Повести и рассказы (Прус) - страница 290

— А что сеять, панич, раз пшеница не родится?

— Овощи, приятель, вот настоящее дело! Под Варшавой огородники платят за аренду по нескольку десятков рублей за морг и, несмотря на это, прекрасно живут.

Слимак грустно понурил голову, но сердце у него так и кипело: слушая доводы панича, он пришел к заключению, что или ему вовсе не сдадут луг в аренду, раз у него уже есть десять моргов, или заставят платить несколько десятков рублей за морг. А то зачем стал бы панич рассказывать про все эти чудеса, если бы не хотел ему внушить, что у него и так чересчур много земли, а потому он должен дороже платить за аренду?

Они подошли к воротам.

— Я вижу, сестра в саду, — сказал панич, — вероятно, там же и зять. Я пойду попрошу его уладить ваше дело. До свидания.

Мужик поклонился до земли, но одновременно подумал:

«Холера бы тебя взяла, и за что ты на меня взъелся! Вчера к моей бабе приставал, малого подстрекал, нынче мне как будто кланяться не велит, а сам этакие деньги хочет содрать за луг! Ох, чуяло мое сердце, что не к добру я его встретил».

Из дома донеслись звуки органа.

— Тятенька, играют!.. Где это играют? — закричал Стасек.

— Верно, пан играет.

И действительно, хозяин дома играл на американском органе. Крестьяне внимательно слушали непонятную им, но прекрасную музыку. У Стасека раскраснелось лицо, он весь дрожал от волнения. Ендрек присмирел, а Слимак снял шапку и стал читать молитву, прося бога смилостивиться над ним и защитить от ненависти панича, которому он, ей-ей, не сделал ничего худого.

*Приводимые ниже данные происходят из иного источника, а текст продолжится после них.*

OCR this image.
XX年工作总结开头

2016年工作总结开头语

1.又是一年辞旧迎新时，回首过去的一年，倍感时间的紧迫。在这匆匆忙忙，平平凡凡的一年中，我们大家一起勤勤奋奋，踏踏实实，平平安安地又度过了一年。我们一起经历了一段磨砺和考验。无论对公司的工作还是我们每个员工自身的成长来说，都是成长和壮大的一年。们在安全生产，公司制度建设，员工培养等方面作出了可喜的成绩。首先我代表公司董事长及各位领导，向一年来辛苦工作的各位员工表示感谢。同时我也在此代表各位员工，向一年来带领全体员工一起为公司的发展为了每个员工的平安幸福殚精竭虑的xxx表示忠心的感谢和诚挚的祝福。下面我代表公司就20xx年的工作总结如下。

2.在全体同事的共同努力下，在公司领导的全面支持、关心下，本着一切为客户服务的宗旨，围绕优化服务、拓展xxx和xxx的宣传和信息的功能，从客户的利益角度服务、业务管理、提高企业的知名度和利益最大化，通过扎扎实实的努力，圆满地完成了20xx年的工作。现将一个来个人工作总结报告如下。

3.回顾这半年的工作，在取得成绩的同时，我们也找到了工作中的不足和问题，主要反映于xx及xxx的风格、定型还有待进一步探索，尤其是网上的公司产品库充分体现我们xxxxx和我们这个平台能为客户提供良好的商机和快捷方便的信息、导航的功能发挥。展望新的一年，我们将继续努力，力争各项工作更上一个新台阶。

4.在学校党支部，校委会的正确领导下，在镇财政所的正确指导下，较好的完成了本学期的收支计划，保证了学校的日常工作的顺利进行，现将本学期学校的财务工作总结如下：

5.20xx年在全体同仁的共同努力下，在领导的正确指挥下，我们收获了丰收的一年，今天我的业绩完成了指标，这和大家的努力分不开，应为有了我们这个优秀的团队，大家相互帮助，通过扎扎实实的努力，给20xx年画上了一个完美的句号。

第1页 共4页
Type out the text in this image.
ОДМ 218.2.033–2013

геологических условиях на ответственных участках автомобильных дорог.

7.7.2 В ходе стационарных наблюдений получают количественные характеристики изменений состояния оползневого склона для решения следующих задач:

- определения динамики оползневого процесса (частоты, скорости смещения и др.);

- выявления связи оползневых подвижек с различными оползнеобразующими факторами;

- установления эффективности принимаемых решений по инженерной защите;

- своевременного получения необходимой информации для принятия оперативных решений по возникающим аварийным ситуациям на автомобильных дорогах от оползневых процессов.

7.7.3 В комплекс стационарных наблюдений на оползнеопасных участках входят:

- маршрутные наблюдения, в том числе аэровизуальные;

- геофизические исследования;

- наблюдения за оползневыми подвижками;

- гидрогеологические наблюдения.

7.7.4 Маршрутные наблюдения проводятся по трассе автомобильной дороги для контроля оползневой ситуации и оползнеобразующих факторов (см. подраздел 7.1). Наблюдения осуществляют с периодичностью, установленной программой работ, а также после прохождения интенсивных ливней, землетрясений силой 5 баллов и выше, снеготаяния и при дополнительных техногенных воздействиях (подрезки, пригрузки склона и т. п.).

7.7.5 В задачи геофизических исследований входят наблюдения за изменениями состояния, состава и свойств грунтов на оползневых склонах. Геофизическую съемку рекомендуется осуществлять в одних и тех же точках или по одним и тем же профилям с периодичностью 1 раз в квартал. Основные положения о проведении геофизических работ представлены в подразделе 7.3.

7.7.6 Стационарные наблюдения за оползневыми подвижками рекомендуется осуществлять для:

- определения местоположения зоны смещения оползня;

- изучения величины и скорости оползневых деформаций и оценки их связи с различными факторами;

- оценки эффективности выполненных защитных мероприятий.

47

Орган умолк. Как раз в это время панич встретил в саду сестру и оживленно начал ей что-то рассказывать.

— На меня наговаривает, — пробормотал мужик.

— Гляньте-ка, тятенька, — начал Ендрек, — пани-то как на шершня смахивает! Вся желтая, в черную крапинку, в поясе тонкая, а в боках толстая. А так ничего — красивая пани.

— Похуже всякого шершня этот подлец на желтых ногах, хоть он и тонкий, как жердь, — ответил отец.

— А чем он плох? Он мне денежку дал. Вот что дурак он — это пожалуй, но, как видно, добрый пан.

— Ничего, отберут они еще свою денежку.

Между тем панич, изложив сестре дело Слимака, стал ее отчитывать.

— Меня поражают, — разглагольствовал он, — черты рабства, которые я вижу в народе. Этот несчастный неспособен разговаривать, не сняв шапку с головы, к тому же он до того растерян и запуган, что мне просто жалко смотреть на него. Он мне на весь день испортил настроение.

— Но чем же я виновата и что я должна делать? — спросила пани.